TORONTO, Nov 23 (Reuters) – The Canadian dollar edged
higher against its U.S. counterpart on Wednesday after the
Federal Reserve signaled that the pace of interest rate hikes
could slow, but gains were capped by tumbling oil prices.

The loonie was trading 0.1% higher at 1.3360 to the
greenback, or 74.85 U.S. cents, after moving in a range of
1.3356 to 1.3439. Other G10 currencies had stronger gains.

“I think we are inching back to session highs because there
were some dovish soundbites in the FOMC minutes,” said Erik
Bregar, director, FX & precious metals risk management at Silver
Gold Bull. “If it wasn’t for oil we would be much higher.”

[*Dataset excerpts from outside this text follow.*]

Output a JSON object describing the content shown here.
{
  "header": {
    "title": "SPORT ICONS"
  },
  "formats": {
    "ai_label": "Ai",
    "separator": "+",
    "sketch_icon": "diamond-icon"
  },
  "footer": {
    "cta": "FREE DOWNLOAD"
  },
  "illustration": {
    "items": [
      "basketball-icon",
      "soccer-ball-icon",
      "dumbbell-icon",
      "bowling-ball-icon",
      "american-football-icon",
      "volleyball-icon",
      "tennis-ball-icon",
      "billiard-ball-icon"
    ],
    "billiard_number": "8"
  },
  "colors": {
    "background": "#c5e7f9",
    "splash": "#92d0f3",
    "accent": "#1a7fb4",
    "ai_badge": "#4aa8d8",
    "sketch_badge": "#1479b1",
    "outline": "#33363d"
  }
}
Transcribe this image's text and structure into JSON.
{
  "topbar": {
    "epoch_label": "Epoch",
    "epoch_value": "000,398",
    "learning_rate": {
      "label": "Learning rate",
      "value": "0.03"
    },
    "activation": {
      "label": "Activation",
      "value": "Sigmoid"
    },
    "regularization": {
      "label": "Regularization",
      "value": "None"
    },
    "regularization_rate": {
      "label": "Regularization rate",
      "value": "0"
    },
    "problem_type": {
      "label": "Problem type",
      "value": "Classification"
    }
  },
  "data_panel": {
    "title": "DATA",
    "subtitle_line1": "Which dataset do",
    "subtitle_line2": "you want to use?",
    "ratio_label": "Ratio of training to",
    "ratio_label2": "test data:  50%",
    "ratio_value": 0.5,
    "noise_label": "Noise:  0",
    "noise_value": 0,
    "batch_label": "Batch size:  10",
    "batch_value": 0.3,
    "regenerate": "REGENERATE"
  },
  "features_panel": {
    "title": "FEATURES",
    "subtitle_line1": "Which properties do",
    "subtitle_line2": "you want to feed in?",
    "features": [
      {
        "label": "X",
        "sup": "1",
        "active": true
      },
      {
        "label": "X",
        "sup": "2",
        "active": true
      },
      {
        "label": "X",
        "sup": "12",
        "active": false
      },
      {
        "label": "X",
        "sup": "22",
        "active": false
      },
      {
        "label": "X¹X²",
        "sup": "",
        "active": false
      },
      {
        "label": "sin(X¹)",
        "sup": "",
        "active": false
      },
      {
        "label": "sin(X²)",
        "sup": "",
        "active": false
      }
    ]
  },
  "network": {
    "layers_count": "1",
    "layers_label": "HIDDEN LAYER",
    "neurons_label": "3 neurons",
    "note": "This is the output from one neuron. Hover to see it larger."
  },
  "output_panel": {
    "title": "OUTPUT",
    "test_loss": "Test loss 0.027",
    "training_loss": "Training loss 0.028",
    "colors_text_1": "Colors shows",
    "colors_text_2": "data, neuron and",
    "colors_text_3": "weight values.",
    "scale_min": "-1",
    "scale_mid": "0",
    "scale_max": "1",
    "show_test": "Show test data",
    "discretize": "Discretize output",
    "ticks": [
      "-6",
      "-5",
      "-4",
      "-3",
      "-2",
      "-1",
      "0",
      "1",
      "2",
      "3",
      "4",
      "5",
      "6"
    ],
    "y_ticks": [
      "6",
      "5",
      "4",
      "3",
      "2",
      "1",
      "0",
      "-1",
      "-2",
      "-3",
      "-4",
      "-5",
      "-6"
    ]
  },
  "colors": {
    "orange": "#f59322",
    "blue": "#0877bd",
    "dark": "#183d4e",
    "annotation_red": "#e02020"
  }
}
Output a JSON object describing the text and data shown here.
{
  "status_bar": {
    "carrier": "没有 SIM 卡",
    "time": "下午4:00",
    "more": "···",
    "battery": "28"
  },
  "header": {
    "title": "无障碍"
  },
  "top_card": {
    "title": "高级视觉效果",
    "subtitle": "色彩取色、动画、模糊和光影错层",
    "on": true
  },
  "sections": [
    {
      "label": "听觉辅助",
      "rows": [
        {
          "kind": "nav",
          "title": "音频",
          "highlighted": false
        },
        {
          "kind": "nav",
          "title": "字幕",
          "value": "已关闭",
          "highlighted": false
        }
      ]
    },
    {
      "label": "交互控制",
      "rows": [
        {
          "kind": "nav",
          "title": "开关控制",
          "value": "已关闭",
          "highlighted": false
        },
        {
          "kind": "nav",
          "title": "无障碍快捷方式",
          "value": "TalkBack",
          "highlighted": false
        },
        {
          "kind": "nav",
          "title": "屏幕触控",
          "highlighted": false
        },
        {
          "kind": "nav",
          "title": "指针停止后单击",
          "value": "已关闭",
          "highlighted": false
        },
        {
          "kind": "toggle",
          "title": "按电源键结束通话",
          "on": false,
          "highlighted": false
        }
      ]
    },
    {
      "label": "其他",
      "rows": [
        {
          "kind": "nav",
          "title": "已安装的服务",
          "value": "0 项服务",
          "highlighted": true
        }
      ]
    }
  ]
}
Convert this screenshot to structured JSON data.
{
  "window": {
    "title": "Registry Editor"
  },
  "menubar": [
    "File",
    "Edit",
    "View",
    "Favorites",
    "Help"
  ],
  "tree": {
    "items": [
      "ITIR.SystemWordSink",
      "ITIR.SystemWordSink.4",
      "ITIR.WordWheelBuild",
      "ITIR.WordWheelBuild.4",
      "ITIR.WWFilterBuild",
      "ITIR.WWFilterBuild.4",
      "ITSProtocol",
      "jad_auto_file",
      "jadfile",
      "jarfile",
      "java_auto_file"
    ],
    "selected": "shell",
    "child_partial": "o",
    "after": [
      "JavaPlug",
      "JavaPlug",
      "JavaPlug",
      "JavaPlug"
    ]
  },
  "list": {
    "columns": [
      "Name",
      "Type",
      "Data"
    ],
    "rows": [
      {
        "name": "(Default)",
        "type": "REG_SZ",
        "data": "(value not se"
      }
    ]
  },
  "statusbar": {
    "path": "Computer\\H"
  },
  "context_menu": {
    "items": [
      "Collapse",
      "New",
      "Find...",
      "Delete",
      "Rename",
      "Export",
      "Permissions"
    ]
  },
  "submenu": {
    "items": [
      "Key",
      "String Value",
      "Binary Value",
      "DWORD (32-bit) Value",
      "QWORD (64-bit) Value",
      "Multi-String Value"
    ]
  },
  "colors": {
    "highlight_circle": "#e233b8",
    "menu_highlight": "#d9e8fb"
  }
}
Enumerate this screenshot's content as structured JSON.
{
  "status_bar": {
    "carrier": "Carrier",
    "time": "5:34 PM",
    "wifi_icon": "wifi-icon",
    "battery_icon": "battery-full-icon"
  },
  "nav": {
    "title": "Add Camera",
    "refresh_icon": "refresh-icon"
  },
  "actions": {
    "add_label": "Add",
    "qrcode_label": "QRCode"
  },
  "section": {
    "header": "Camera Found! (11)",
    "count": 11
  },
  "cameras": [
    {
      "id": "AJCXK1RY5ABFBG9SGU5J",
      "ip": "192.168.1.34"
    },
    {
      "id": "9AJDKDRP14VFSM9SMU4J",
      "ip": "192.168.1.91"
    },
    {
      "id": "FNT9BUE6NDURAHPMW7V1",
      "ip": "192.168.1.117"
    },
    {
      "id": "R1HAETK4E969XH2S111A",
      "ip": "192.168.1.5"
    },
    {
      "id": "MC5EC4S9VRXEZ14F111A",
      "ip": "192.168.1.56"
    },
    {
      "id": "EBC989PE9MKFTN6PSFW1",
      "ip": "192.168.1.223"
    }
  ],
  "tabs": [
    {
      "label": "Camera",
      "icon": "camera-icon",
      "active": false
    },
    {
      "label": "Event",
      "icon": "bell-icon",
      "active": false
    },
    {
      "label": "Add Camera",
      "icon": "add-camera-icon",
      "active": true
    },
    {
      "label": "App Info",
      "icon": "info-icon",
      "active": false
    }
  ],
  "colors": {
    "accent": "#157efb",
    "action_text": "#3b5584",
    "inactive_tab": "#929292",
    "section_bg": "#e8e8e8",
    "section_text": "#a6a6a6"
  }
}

A “substantial majority” of policymakers at the Fed’s
meeting early this month agreed it would “likely soon be
appropriate” to slow the pace of interest rate hikes as debate
broadened over the implications of the U.S. central bank’s rapid
tightening of monetary policy.

The price of oil, one of Canada’s major exports, settled
3.7% lower at $77.94 a barrel as the Group of Seven nations
considered a price cap on Russian oil above the current market
level and as gasoline inventories in the United States built by
more than analysts’ expected.

Bank of Canada Governor Tiff Macklem and Senior Deputy
Governor Carolyn Rogers are due to appear before the House of
Commons Standing Committee on Finance at 4:30 p.m. ET (2130
GMT).

On Tuesday, Rogers said that higher interest rates are
starting to slow the Canadian economy.

Canadian government bond yields were mixed across a more
deeply inverted yield curve.

The 10-year eased 4.5 basis points to 2.992%,
while it traded 5 basis points further below the 2-year rate to
a gap of 94.1 basis points. That was its largest in Refinitiv
data going back to 1994.
(Reporting by Fergal Smith; Editing by Jonathan Oatis and
Andrea Ricci)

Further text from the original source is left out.